Abel est un artiste torturé, qui souffre, avec un vécu et un regard portant le poids de toutes ses blessures et questionnements, montrant une âme magnifique, rare et blessée. Un talent rare, comme on en voit une seule fois par génération. Mais sa vie changera à la rencontre de sa nouvelle amie, jouée par Jenna Ortega.
Ce film est une confidence intime et crue, où il nous parle de lui, de ses blessures, de ses failles, avec un talent d'acteur nuancé comme une palette infinie de couleurs, nous démontrant, à chaque plan, chaque séquence, l'étendue de son talent, de son expression artistique et émotionnelle. Car oui, Abel ne joue pas la comédie, il la vit ce qui, indéniablement, ajoute de la profondeur à son récit, à son histoire, unique et aussi touchante que les gouttes de pluie lors d'une journée brûlante dans le Sahara.

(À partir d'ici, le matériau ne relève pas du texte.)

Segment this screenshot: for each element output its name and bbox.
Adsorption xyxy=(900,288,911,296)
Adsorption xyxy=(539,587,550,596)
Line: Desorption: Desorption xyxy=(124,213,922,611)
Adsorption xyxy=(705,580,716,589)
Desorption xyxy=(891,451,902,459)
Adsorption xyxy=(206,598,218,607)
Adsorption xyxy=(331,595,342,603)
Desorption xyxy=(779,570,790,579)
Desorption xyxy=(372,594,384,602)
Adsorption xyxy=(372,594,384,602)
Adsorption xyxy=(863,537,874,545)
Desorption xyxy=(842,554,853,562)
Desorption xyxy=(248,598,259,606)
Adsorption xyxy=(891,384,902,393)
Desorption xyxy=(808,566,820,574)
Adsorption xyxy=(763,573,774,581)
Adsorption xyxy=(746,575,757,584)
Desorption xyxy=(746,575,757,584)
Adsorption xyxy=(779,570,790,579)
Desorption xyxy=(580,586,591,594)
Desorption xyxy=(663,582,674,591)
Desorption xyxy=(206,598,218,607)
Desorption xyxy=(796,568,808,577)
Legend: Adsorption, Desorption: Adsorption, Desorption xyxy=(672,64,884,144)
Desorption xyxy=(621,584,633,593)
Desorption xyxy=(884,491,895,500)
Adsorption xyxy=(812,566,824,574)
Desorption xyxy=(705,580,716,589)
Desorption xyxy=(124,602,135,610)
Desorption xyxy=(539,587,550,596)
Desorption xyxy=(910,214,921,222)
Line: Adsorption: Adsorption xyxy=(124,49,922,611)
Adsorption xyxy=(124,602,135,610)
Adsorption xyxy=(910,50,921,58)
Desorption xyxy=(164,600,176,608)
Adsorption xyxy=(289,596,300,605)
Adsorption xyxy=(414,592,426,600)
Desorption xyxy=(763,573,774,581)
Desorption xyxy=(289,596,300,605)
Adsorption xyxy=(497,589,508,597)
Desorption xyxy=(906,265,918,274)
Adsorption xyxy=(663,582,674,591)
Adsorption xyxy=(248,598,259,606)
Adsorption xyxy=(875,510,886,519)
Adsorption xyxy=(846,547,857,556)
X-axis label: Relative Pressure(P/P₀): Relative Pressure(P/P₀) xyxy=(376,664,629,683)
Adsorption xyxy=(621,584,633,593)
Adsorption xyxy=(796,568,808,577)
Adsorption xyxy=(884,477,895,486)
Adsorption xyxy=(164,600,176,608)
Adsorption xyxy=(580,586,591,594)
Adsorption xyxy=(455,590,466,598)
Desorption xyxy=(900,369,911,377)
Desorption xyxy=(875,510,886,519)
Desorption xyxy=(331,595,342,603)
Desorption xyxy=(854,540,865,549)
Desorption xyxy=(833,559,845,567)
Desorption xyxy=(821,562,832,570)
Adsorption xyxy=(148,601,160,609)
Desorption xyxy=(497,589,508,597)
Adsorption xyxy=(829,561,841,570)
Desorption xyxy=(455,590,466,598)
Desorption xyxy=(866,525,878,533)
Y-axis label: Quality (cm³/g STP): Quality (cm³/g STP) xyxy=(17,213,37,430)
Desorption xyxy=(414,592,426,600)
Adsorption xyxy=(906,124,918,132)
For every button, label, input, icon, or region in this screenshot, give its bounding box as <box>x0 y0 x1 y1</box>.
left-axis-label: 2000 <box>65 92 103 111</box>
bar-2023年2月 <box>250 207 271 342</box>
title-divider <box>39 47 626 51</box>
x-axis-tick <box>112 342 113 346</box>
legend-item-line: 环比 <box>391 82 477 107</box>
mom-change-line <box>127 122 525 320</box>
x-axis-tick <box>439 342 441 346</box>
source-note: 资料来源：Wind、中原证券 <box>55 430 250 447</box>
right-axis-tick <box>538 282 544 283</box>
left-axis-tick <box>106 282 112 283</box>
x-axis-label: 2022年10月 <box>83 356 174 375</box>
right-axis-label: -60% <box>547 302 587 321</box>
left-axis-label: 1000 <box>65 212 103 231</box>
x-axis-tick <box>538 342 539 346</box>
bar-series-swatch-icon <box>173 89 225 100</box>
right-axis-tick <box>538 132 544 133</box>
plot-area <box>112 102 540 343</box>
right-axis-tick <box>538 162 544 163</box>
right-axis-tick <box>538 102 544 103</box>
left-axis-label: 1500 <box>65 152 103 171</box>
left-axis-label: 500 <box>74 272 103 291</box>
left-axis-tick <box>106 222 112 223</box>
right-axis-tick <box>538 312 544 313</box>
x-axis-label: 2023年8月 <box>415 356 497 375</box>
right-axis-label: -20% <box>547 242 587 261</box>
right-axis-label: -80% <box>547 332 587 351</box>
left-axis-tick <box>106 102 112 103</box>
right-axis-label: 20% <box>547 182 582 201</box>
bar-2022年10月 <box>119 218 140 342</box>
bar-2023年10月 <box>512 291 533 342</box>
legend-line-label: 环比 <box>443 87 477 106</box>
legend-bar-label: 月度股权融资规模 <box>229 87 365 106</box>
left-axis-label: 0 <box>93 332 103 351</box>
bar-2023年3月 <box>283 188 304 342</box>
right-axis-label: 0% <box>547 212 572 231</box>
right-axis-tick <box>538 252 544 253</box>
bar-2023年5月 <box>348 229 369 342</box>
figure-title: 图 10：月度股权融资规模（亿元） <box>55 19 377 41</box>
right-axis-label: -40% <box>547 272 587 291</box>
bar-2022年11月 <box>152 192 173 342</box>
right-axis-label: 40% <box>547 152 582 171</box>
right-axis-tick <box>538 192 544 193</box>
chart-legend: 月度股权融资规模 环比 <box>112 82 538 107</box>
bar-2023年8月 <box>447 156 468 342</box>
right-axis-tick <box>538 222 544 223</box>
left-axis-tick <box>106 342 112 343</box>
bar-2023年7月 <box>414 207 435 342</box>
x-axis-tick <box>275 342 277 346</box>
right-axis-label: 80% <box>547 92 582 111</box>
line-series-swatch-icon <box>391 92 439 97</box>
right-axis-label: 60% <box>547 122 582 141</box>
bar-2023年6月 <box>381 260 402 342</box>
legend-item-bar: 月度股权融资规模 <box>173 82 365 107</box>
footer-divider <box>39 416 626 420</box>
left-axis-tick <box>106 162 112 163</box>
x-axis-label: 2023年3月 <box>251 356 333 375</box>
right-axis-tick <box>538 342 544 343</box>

Le cinéma ne sortira pas indemne de cette œuvre majeure, qui changera à jamais la manière d’aborder le style du drame psychologique.
Et peu de films à venir, dans le même genre, seront à la hauteur narcissique mais ô combien sublime d’Abel Tesfaye et de son talent de génie sur cette toile émotionnelle, digne des plus grands artistes, où les secondes se ressentent comme des heures.
Si la platitude était une catégorie aux Oscars, il en serait le gagnant incontestablement.
Un film d’exception. Merci pour ce moment magnifique et intemporel.